Они тут же остыли, но, глядя на японку, сказали нагло:
– Двадцать долларов!
– Че-го? – протянул я возмущенно, поскольку хорошо помнил, что отсюда до центра должно быть не дороже трех рублей.
Но японка, уловив слово «доллар», уже полезла в свою сумочку.
– Vadim, I have money [Вадим, у меня есть деньги]…
И в ту же секунду маленькая стремительная фигурка мелькнула мимо нее, вырвала сумочку и помчалась вперед без оглядки, как в спринте.
– Стой! – Я рванулся следом, но мальчишка на ходу бросил сумочку своему приятелю, который, оказывается, бежал параллельным курсом. Я резко свернул к нему, но он бежал явно быстрее меня, да и утренний самогон сказался на моей проворности. Расстояние между мной и юными ворами неумолимо увеличивалось, и они уже вот-вот должны были свернуть за угол, когда меня вдруг обогнала высокая спортивная фигура в белой тенниске. Буквально в несколько мгновений этот спортсмен догнал мальчишек, ударом руки сбил с ног заднего пацана, а ногой уже достал второго в спину и тут же влепил ему безжалостную оплеуху. А потом…

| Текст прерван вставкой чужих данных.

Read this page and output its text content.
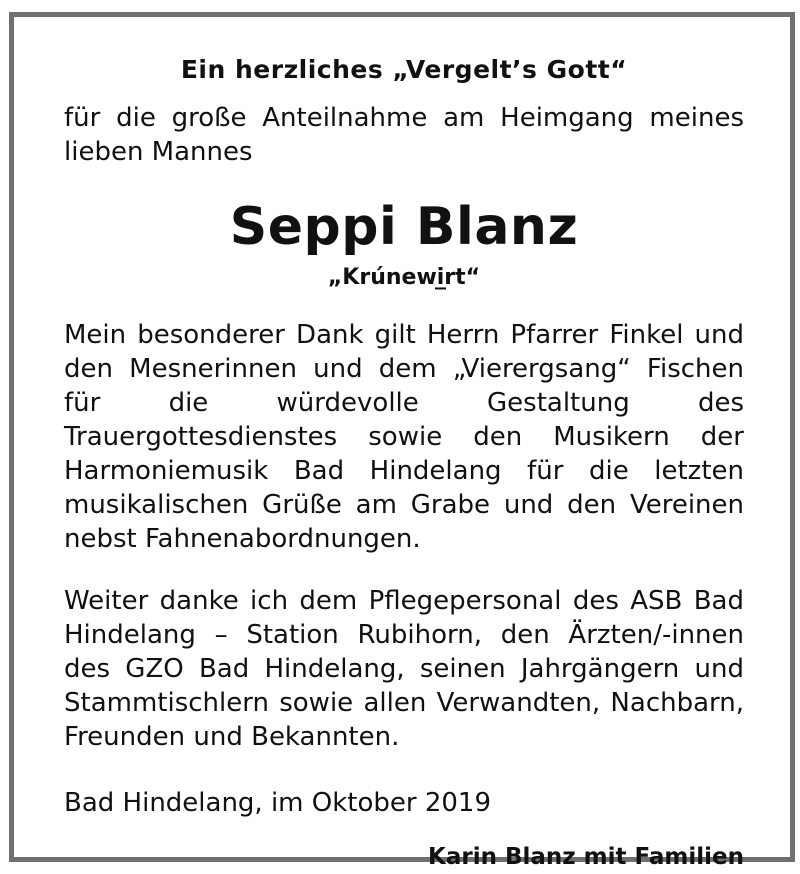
Ein herzliches „Vergelt’s Gott“

für die große Anteilnahme am Heimgang meines lieben Mannes

Seppi Blanz

„Krúnewi̲rt“

Mein besonderer Dank gilt Herrn Pfarrer Finkel und den Mesnerinnen und dem „Vierergsang“ Fischen für die würdevolle Gestaltung des Trauergottesdienstes sowie den Musikern der Harmoniemusik Bad Hindelang für die letzten musikalischen Grüße am Grabe und den Vereinen nebst Fahnenabordnungen.

Weiter danke ich dem Pflegepersonal des ASB Bad Hindelang – Station Rubihorn, den Ärzten/-innen des GZO Bad Hindelang, seinen Jahrgängern und Stammtischlern sowie allen Verwandten, Nachbarn, Freunden und Bekannten.

Bad Hindelang, im Oktober 2019

Karin Blanz mit Familien
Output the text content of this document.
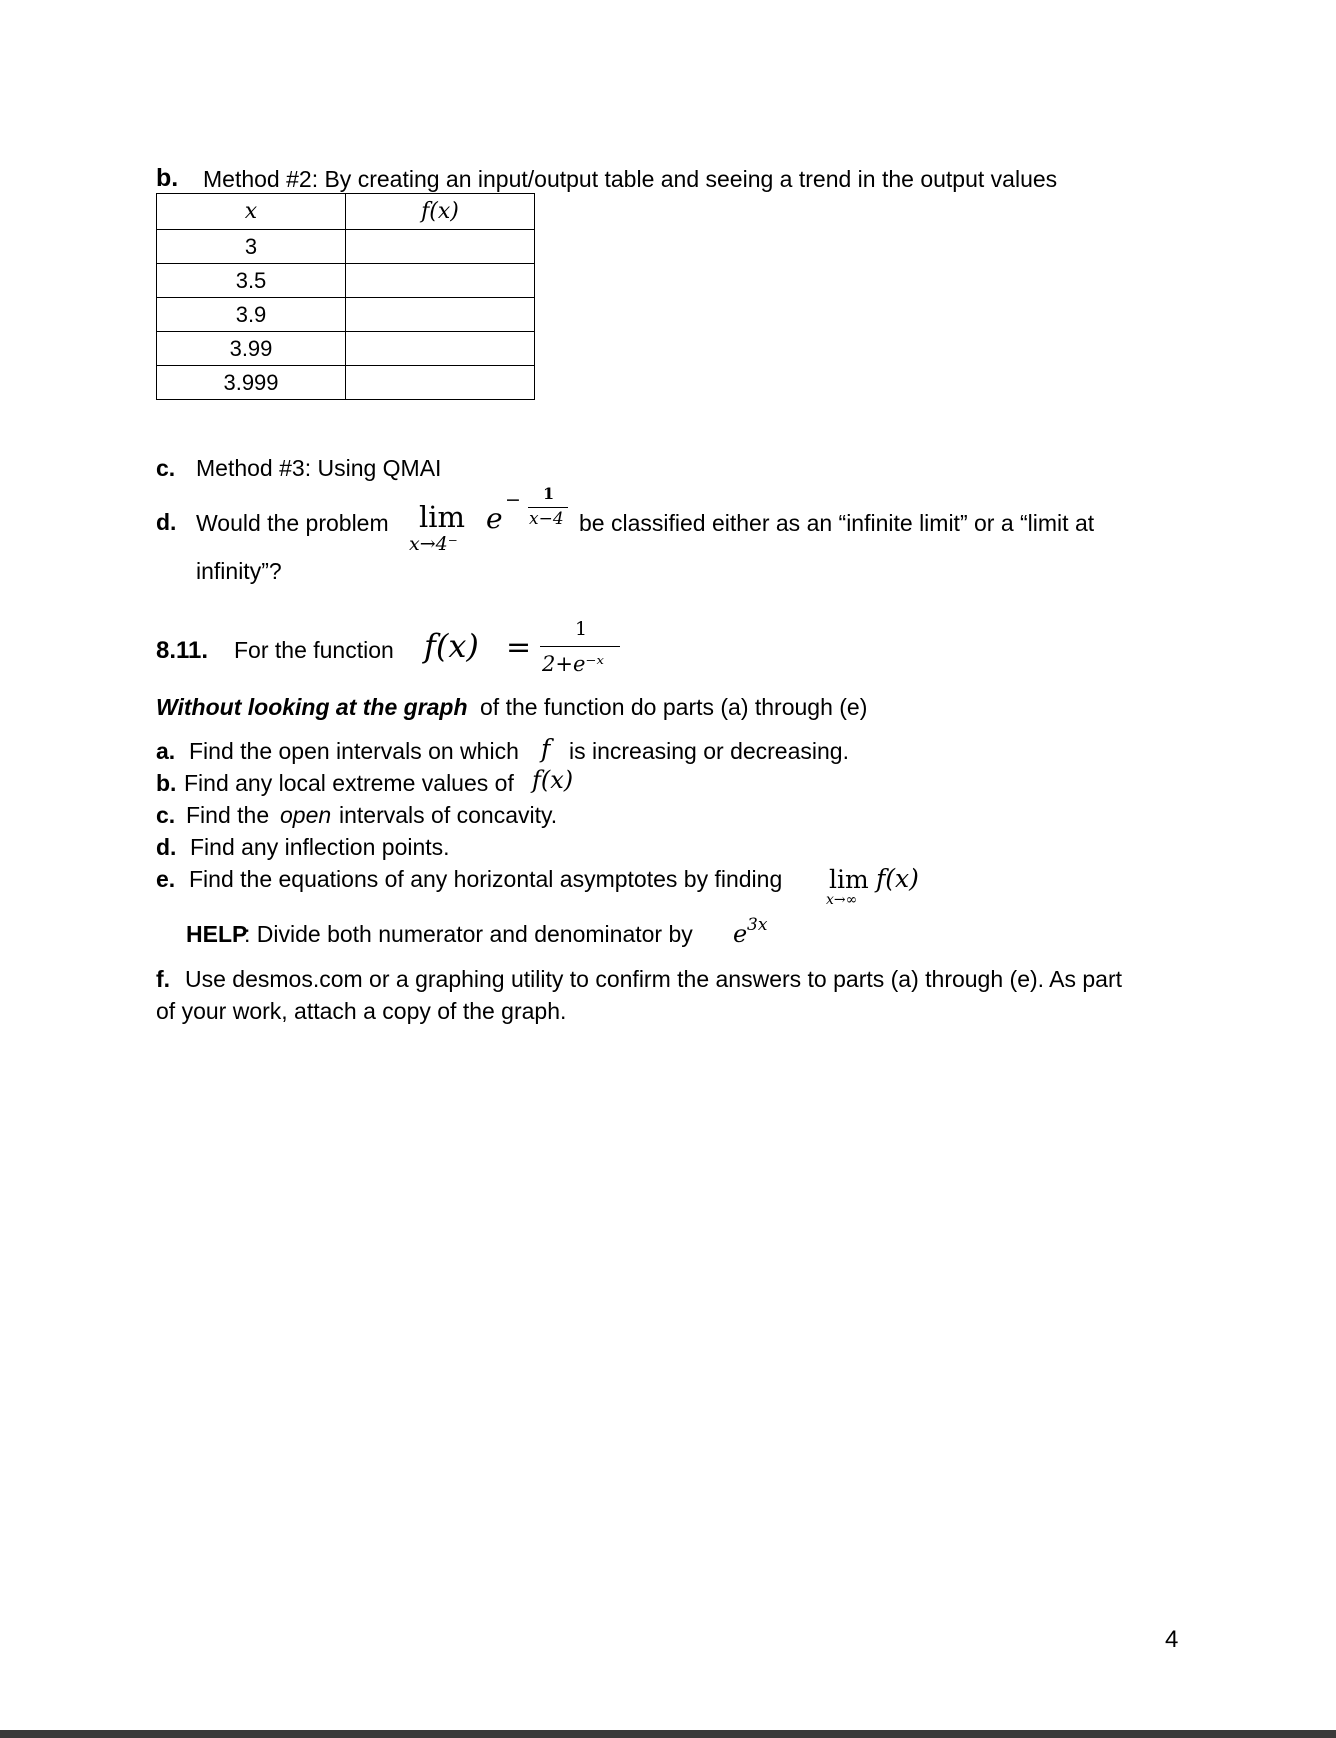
b. Method #2: By creating an input/output table and seeing a trend in the output values
x	f(x)
3	
3.5	
3.9	
3.99	
3.999	
c. Method #3: Using QMAI
d. Would the problem lim
x→4⁻
e
− 1
x−4 be classified either as an “infinite limit” or a “limit at
infinity”?
8.11. For the function f(x) =
1
2+e⁻ˣ
Without looking at the graph of the function do parts (a) through (e)
a. Find the open intervals on which f is increasing or decreasing.
b. Find any local extreme values of f(x)
c. Find the open intervals of concavity.
d. Find any inflection points.
e. Find the equations of any horizontal asymptotes by finding lim f(x)
x→∞
HELP
: Divide both numerator and denominator by e 3x
f. Use desmos.com or a graphing utility to confirm the answers to parts (a) through (e). As part
of your work, attach a copy of the graph.
4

Я никогда не видел, чтобы так остервенело били подростков – пусть даже уличных воров. Эти двое тринадцатилетних мальчишек только закрывали головы руками и уползали по грязному асфальту, а наш спаситель бил их ногами, не давая подняться. Стоило одному мальчишке встать на четвереньки, как этот спортсмен опрокидывал его ударом кулака или ноги, словно щенка. И бил без разбора – по голове, по почкам, по ребрам…
– Хватит! Кончай! Стоп! – закричал я ему, подбегая. Но это не помогло, он продолжал бить их с остервенелостью безумца. Я схватил его за плечо и потребовал по-английски: – Enough! Enough!
– Let them go! Let them go [Оставьте их]! – кричала у меня за спиной испуганная японка.
Спортсмен оторвался от окровавленных мальчишек, повернулся к нам и, не глядя на меня, протянул японке ее сумочку.
– Пожалуйста, – сказал он ей по-русски. – Извините…
– Спасибо. – Я взял у него сумочку и тут же подхватил японку под локоть, потому что на ее мертвенно-бледном личике были теперь только глаза – расширенные до смертельного ужаса.